July 15, 2013 by Jean
For much of my life, I’ve been regarded as a fiercely independent person. When I was in my early teens, there was an ad on television (I no longer have any idea what product was being advertised) that featured a conversation between a mother and daughter and ended with the punch line, “Mother, I’d rather do it myself.” Whenever this ad would come on, my whole family would hoot and chortle and exclaim, “It’s Jean! It’s Jean”!” A decade later, when I was a young married woman, my husband’s most bitter complaint about me was that I was “too damned independent.”
In the 35 years that I’ve been living alone, my independent streak has been a very handy quality. I’ve often argued that one person can do almost anything if you just stop and think first about how to do it. This conviction was affirmed in my first decade of living alone when the large cabinet television I had inherited from my parents died. I went out and bought a new portable television, and lived for months with it perched on top of the cabinet containing the dead television. Then, as I drove home from work one evening, I noticed all kinds of furniture and appliances out along the sides of the road and realized that this was the one week a year when the city trash collection would pick up any item – my chance, finally, to get rid of the dead TV. Except that there was no one else home in my apartment building to help me get the monster from my 2nd floor apartment down to the street. The dead television was way too heavy for me to lift and carry alone; but I realized with a sinking feeling that if I didn’t find a way to get it out to the curb, I’d have to live with it for another year. That realization provided considerable motivation for creative thinking. Eventually, I figured out that I could get the cabinet and its electronic innards out to the street without help by rolling it end over end in a kind of controlled fall down the stairs and out to the curb.
In more recent years, when I bought a screened gazebo to put up on my new deck, I was chagrinned to open the box and find that the first instruction was that erecting the gazebo required a minimum of two people and absolutely couldn’t be done by one person alone. With no one available to help, I decided to try it alone. Two hours later, it was all put together – and I’ve been putting it up every spring and taking it down every fall since without assistance.
The downside of figuring out how to do two-person jobs alone and priding myself on the ability to do so has been that I lost the art of asking for help. Indeed, as time went on and I took on more and more complex projects alone, asking for help started to feel like a sign of failure, and I found it more and more difficult to do so. The result in recent years has been a number of home and garden projects stalled because I haven’t figured out how to finish them alone and I also haven’t figured out how to get help with them.

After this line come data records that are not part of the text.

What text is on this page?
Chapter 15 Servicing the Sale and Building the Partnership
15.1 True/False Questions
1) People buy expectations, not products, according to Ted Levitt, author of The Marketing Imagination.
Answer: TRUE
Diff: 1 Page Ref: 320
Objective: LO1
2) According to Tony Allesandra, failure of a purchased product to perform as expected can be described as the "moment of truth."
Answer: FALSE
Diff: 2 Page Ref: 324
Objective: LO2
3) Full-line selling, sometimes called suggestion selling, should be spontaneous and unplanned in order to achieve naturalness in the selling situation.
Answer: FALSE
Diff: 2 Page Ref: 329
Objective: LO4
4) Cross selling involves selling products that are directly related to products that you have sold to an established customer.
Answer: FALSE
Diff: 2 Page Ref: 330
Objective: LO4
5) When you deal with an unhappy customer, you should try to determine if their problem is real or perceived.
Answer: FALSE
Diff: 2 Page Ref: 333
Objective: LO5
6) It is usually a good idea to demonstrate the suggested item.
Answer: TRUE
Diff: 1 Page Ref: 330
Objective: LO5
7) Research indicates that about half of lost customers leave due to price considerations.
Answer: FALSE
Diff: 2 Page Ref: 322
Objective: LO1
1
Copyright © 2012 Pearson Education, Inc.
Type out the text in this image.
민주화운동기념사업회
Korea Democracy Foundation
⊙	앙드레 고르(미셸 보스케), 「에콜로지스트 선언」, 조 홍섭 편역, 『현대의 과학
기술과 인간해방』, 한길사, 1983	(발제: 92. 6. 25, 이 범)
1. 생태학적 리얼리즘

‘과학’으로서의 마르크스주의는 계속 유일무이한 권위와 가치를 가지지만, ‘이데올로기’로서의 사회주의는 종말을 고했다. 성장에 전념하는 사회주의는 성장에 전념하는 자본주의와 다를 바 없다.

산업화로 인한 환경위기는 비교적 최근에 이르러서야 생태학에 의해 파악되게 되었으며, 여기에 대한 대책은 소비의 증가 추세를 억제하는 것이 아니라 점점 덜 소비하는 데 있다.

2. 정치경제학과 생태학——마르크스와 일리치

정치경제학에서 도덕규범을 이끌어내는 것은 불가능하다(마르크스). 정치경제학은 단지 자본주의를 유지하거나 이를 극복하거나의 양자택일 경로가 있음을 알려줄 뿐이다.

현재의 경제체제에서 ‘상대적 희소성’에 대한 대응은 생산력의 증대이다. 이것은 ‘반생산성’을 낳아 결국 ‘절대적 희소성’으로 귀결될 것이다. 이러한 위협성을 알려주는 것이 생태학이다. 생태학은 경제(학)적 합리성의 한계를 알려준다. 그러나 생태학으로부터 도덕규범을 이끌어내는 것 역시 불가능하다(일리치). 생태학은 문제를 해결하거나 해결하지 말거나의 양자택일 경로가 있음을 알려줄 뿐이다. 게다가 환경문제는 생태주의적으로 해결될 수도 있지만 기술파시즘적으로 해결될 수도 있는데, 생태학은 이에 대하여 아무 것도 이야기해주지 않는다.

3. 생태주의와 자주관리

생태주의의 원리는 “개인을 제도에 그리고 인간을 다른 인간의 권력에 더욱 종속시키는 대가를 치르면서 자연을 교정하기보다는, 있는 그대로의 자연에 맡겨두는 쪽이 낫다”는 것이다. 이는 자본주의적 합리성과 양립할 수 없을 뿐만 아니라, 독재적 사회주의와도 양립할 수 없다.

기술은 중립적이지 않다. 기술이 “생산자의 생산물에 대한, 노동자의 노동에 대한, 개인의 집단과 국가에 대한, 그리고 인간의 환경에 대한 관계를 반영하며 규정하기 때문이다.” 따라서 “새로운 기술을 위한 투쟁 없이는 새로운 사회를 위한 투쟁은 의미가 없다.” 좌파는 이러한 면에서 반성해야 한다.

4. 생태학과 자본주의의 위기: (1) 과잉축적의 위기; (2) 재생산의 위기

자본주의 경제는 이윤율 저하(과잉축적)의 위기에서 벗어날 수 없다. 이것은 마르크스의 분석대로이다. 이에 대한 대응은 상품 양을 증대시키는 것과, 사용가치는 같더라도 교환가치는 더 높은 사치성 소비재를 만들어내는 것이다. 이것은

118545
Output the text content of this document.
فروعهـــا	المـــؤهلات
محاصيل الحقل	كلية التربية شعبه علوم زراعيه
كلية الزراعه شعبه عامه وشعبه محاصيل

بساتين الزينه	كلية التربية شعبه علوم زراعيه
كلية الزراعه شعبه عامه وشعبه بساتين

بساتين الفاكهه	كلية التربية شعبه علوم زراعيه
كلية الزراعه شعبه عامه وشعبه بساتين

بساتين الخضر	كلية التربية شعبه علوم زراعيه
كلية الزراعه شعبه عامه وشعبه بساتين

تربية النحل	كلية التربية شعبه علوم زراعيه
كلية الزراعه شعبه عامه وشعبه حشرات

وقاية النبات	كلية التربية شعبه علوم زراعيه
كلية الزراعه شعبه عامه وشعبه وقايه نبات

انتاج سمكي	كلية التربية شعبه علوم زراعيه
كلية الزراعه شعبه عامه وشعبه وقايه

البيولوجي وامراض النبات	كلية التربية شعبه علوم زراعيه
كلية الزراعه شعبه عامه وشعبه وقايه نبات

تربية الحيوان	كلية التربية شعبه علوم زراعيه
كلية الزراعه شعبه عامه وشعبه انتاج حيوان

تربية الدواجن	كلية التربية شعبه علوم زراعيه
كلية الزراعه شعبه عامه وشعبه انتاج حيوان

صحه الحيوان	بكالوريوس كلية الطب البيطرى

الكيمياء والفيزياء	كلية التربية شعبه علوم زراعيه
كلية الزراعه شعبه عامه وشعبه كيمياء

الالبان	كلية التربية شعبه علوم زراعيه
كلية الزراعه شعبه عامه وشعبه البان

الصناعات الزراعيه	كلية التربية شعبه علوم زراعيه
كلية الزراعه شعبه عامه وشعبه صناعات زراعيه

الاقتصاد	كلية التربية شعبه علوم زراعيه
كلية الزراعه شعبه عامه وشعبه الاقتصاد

For me, part of growing older is developing a more nuanced understanding of what I can and can’t do on my own. This summer, as I commit myself to making progress on one problem project each week (see Retirement Preview: The Anxiety-Avoidance Cycle), I am learning to accept my own limitations, recognizing that remaining independent in the ways that really count (for example, being able to live alone) involves giving up some of my famous independence, and learning how to get help when I need it.